In the global picture, the US is a small piece of the pie. While it remains the second largest exporter, the US accounts for just over 9% of total global wheat supply.

Pie graph: World Wheat Production

The US accounts for only about 9% of global wheat production.

The takeaway is this . While the trade has recently focused on lower US winter wheat production, global supply numbers remain adequate, if not burdensome. This alone, can be a good reason to sell wheat calls for premium.

But another factor now comes into play. As the US works through harvest of the 2018 Winter Wheat crop, the Spring wheat harvest begins immediately after – in September. This back to back harvest (and the anticipation of it) has historically been a weight on wheat prices.

While the trade has recently focused on lower US winter wheat production, global supply numbers remain adequate, if not burdensome.

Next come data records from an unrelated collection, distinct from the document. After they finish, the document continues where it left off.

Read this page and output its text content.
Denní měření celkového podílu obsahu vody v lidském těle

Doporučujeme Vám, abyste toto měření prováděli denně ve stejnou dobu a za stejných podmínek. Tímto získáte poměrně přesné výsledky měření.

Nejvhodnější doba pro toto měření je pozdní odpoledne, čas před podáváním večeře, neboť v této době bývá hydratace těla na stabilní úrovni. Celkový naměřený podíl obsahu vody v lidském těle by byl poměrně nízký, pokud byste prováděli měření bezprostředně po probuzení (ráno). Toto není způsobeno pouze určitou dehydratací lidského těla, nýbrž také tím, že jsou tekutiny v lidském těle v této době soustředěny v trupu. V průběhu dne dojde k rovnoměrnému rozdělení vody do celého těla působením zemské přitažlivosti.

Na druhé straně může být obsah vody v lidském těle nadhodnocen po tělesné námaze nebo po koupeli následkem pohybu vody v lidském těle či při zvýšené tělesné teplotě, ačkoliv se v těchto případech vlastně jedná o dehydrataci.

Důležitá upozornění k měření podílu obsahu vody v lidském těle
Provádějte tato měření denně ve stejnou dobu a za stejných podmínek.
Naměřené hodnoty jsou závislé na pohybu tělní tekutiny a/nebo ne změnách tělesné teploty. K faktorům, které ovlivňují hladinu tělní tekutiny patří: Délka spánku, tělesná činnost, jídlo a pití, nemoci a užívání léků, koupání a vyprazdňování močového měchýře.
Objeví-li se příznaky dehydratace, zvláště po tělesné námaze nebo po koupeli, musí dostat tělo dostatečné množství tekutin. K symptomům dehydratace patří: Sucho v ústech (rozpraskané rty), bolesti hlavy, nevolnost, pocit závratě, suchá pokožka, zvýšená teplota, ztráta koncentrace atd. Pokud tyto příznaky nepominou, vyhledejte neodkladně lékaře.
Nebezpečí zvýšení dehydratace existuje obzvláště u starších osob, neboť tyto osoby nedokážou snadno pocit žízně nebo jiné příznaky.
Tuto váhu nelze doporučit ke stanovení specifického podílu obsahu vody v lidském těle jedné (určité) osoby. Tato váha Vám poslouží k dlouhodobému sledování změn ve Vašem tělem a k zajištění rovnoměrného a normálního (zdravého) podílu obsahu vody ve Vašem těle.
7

This brings us to the second reason you may want to consider selling calls in this market.

The Seasonal

Regardless of weather, supply, or crop estimates, seasonal tendencies should never be underestimated.

And wheat bulls have another strike against them with the seasonal tendency. As the following chart illustrates, wheat prices have historically began to decline (as winter wheat harvest begins) and continue to do so into the fall (spring wheat) harvest. After all, this is the time of year when wheat supplies will be at their highest levels.

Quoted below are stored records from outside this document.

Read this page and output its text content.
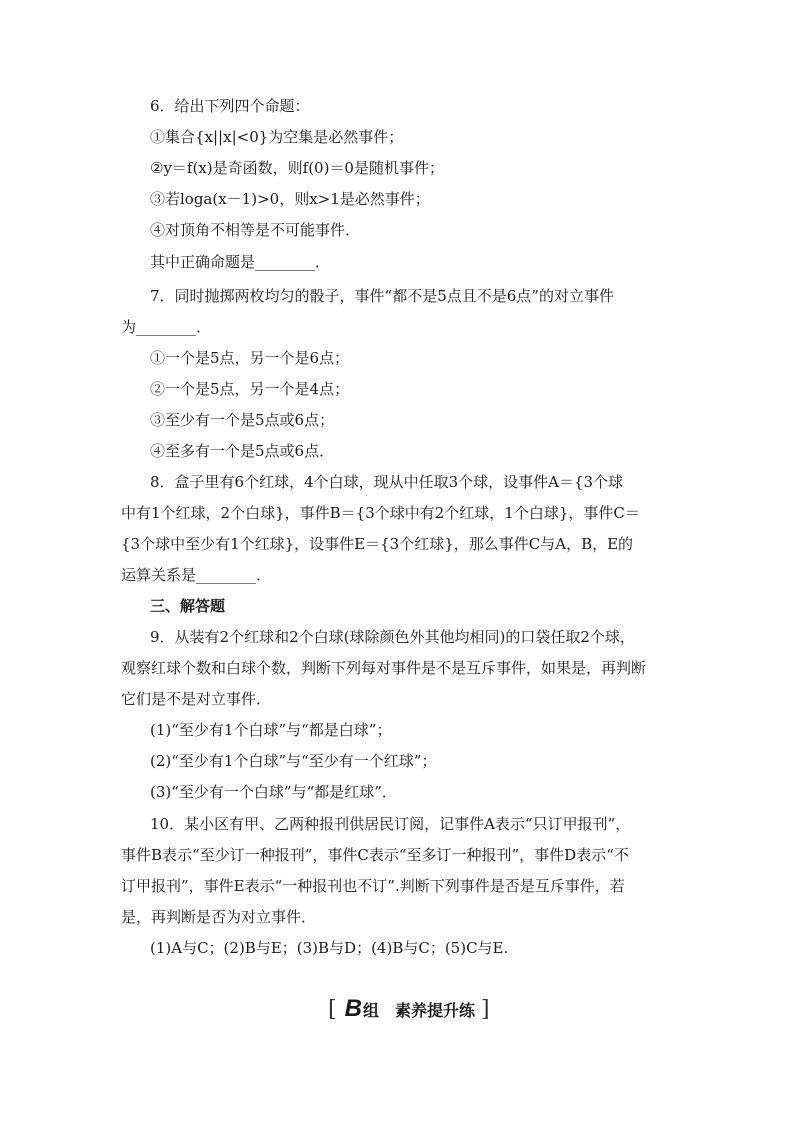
6．给出下列四个命题：
①集合{x||x|<0}为空集是必然事件；
②y＝f(x)是奇函数，则f(0)＝0是随机事件；
③若loga(x－1)>0，则x>1是必然事件；
④对顶角不相等是不可能事件．
其中正确命题是________．
7．同时抛掷两枚均匀的骰子，事件“都不是5点且不是6点”的对立事件
为________．
①一个是5点，另一个是6点；
②一个是5点，另一个是4点；
③至少有一个是5点或6点；
④至多有一个是5点或6点．
8．盒子里有6个红球，4个白球，现从中任取3个球，设事件A＝{3个球
中有1个红球，2个白球}，事件B＝{3个球中有2个红球，1个白球}，事件C＝
{3个球中至少有1个红球}，设事件E＝{3个红球}，那么事件C与A，B，E的
运算关系是________．
三、解答题
9．从装有2个红球和2个白球(球除颜色外其他均相同)的口袋任取2个球，
观察红球个数和白球个数，判断下列每对事件是不是互斥事件，如果是，再判断
它们是不是对立事件．
(1)“至少有1个白球”与“都是白球”；
(2)“至少有1个白球”与“至少有一个红球”；
(3)“至少有一个白球”与“都是红球”．
10．某小区有甲、乙两种报刊供居民订阅，记事件A表示“只订甲报刊”，
事件B表示“至少订一种报刊”，事件C表示“至多订一种报刊”，事件D表示“不
订甲报刊”，事件E表示“一种报刊也不订”.判断下列事件是否是互斥事件，若
是，再判断是否为对立事件．
(1)A与C；(2)B与E；(3)B与D；(4)B与C；(5)C与E.
[ B 组　素养提升练 ]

Economics 101 dictates that when supplies are highest, prices tend to fall to their lowest. The seasonal tendency chart below seems to bear this out.

Graph: Wheat 15yr seasonal

Wheat prices have historically begun to decline through summer and into the fall harvest.

Conclusion and Strategy

While trading media and commodities types are ablaze with speculation over a looming trade war, wheat prices have quietly rallied on plain old supply demand fundamentals. Weather in the US reduced the 2018 winter wheat yield – and prices adjusted for it. But the market has likely factored lower yields into price and will now turn attention towards harvest – often a time offalling prices. In addition, global fundamentals remain bearish for wheat – giving the market little foundation for a bullish ride.

In short, it’s a call seller’s market.

We will be watching wheat prices closely for opportunities for positioning our privately managed portfolios in a variety of strikes and balanced strategies.

Self-directed traders can consider selling March wheat 6.50 calls on limited July rallies for target premiums of $400-$500.

March 2019 Wheat


Selling the March Wheat 6.50 call option.

Any resolution to the tariff situation is unlikely to come before the mid-term elections. This should continue to cast a cautious pall over both equities and some commodities. For option sellers, that can mean cash cows on the table.

It’s hard to see wheat rallying substantially higher given current fundamental and seasonal factors. However, the China situation adds and extra layer of trade security for call sellers.

Thus, while the rest of the investment world frets over trade and tariffs, you can quietly use it to your advantage.

After all, that is what “uncorrelated income” means.